À Berlin, Greenpeace organise toute la journée un rassemblement au centre ville. Au pied de la porte de Brandebourg, un dinosaure est sur le dos. Sur son ventre on peut lire « le nucléaire allemand terrassé le 15 avril 2023 ». Sur le bouclier de Saint-Georges dressé sur le monstre le fameux slogan « Atom Nein danke », « Nucléaire non merci ».
Greenpeace prévoit sur ce site symbolique différentes prises de parole notamment celle de l’écologiste Jürgen Trittin, ministre de l’Environnement à partir de 1998, et qui a négocié l’abandon du nucléaire. Ce samedi, la foule des grands soirs n’est pas au rendez-vous. Il est vrai que la messe est dite et que météo est grisâtre. Mais « on est content que ce soit fini, nous explique Paul-Marie Manière de Greenpeace Allemagne. Maintenant il faut pousser vers le 100% renouvelable ! En 2030, 80% c’est faisable et c’est important que l’Allemagne montre que c’est faisable, que c’est moins cher et que ça rend plus indépendant… »

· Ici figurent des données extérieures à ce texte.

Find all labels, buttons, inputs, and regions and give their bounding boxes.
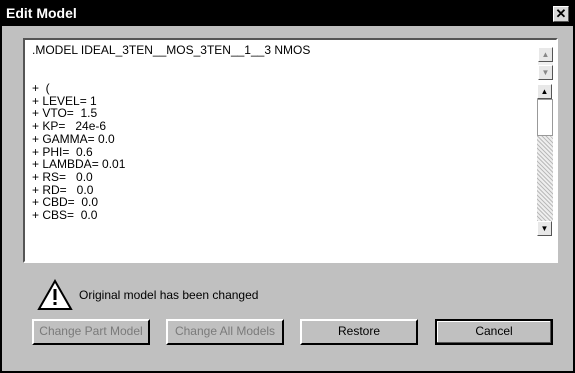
model-line: + ( bbox=[32, 81, 50, 96]
restore-button[interactable]: Restore bbox=[300, 319, 418, 345]
model-line: + VTO= 1.5 bbox=[32, 106, 98, 121]
scroll-up-icon[interactable]: ▲ bbox=[537, 84, 552, 99]
model-line: + GAMMA= 0.0 bbox=[32, 131, 115, 146]
edit-model-dialog: Edit Model ✕ .MODEL IDEAL_3TEN__MOS_3TEN… bbox=[0, 0, 575, 373]
change-part-model-button[interactable]: Change Part Model bbox=[32, 319, 150, 345]
model-line: + LEVEL= 1 bbox=[32, 93, 97, 108]
scroll-down-icon[interactable]: ▼ bbox=[537, 221, 552, 236]
cancel-button[interactable]: Cancel bbox=[435, 319, 553, 345]
header-scroll-up-icon[interactable]: ▲ bbox=[538, 47, 553, 62]
warning-icon bbox=[37, 279, 73, 310]
status-message: Original model has been changed bbox=[79, 288, 259, 302]
model-line: + RS= 0.0 bbox=[32, 169, 93, 184]
model-line: + RD= 0.0 bbox=[32, 182, 94, 197]
model-line: + LAMBDA= 0.01 bbox=[32, 157, 126, 172]
model-text-area[interactable]: .MODEL IDEAL_3TEN__MOS_3TEN__1__3 NMOS +… bbox=[23, 38, 558, 263]
close-button[interactable]: ✕ bbox=[553, 6, 569, 22]
model-line: + CBD= 0.0 bbox=[32, 195, 99, 210]
model-line: + KP= 24e-6 bbox=[32, 119, 107, 134]
model-line: + CBS= 0.0 bbox=[32, 207, 98, 222]
change-all-models-button[interactable]: Change All Models bbox=[166, 319, 284, 345]
header-scroll-down-icon[interactable]: ▼ bbox=[538, 65, 553, 80]
window-title: Edit Model bbox=[6, 5, 77, 21]
title-bar: Edit Model ✕ bbox=[2, 2, 573, 26]
scrollbar-track[interactable] bbox=[537, 99, 553, 221]
model-header-line: .MODEL IDEAL_3TEN__MOS_3TEN__1__3 NMOS bbox=[32, 43, 311, 57]
model-text-lines: .MODEL IDEAL_3TEN__MOS_3TEN__1__3 NMOS +… bbox=[32, 44, 526, 222]
scrollbar-thumb[interactable] bbox=[537, 99, 553, 136]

Les inquiétudes des Allemands face à la crise énergétique font que beaucoup s’interrogent. Six personnes sur dix estiment qu’on aurait pu laisser les derniers réacteurs fonctionner un peu plus longtemps. D’ailleurs de l’autre côté de la porte de Brandebourg, des partisans du nucléaire, y compris venus d’autres pays européens, manifestent. Même si pour l’Allemagne la bataille semble belle et bien perdue, « pour moi, ce n’est pas la fin ! assure Andreas Fischner, membre de l’organisation Nuklearia. On est dans une crise énergétique énorme, en France, en Allemagne et la seule solution, c’est le nucléaire ! »
D’autres manifestations ont lieu ce samedi sur les sites des trois derniers réacteurs qui cesseront de fonctionner dans la journée. Les opposants aux nucléaires veulent sur place célébrer leur victoire.
Mobilisation à Lingen sur le site de Framatome
A Lingen, où se trouve l’une des centrales qui ferment, les opposants au nucléaire continuent leur combat cette fois contre l’usine ANF qui appartient au groupe français Framatome et qui produit des barres de combustibles pour les centrales. Les écologistes n’en veulent plus et ils dénoncent une coopération avec le Russe Rosatom : pour les anti-nucléaires, il est impensable de produire du combustible radioactif en Allemagne après la fermeture des dernières centrales. Le ministre de l’Environnement de Basse-Saxe où se trouve Lingen en appelle à son camarade de parti, le ministre fédéral de l’Economie Robert Habeck et demande que l’usine de Framatome soit fermée. Une décision qui déboucherait sans doute sur de longs démêlés juridiques et des indemnisations.
Les livraisons d’uranium russe à Lingen constituent une autre pomme de discorde comme le projet de Framatome en commun avec le Russe Rosatom de produire du combustible pour des centrales de modèle soviétique en Europe de l’Est. Le militant russe Vladimir Sliwyak, fondateur de l’ONG Ecodefense, qui a reçu le prix Nobel alternatif en 2021 et vit désormais en exil en Allemagne, enfonce le clou : « Toutes les livraisons d’uranium russe à Lingen doivent être arrêtées immédiatement car tout l’argent récupéré par Moscou sera utilisé pour la guerre contre l’Ukraine. J’espère que l’Allemagne prendra une telle décision ! »
Le ministre régional de l’Environnement, qui doit ou non autoriser ce projet, le rejette : « Il ne faut pas faire des affaires avec Poutine, cela vaut pour le nucléaire », estime Christian Meyer qui salue les récentes déclarations de Robert Habeck en faveur de sanctions européennes contre les livraisons d’uranium russe.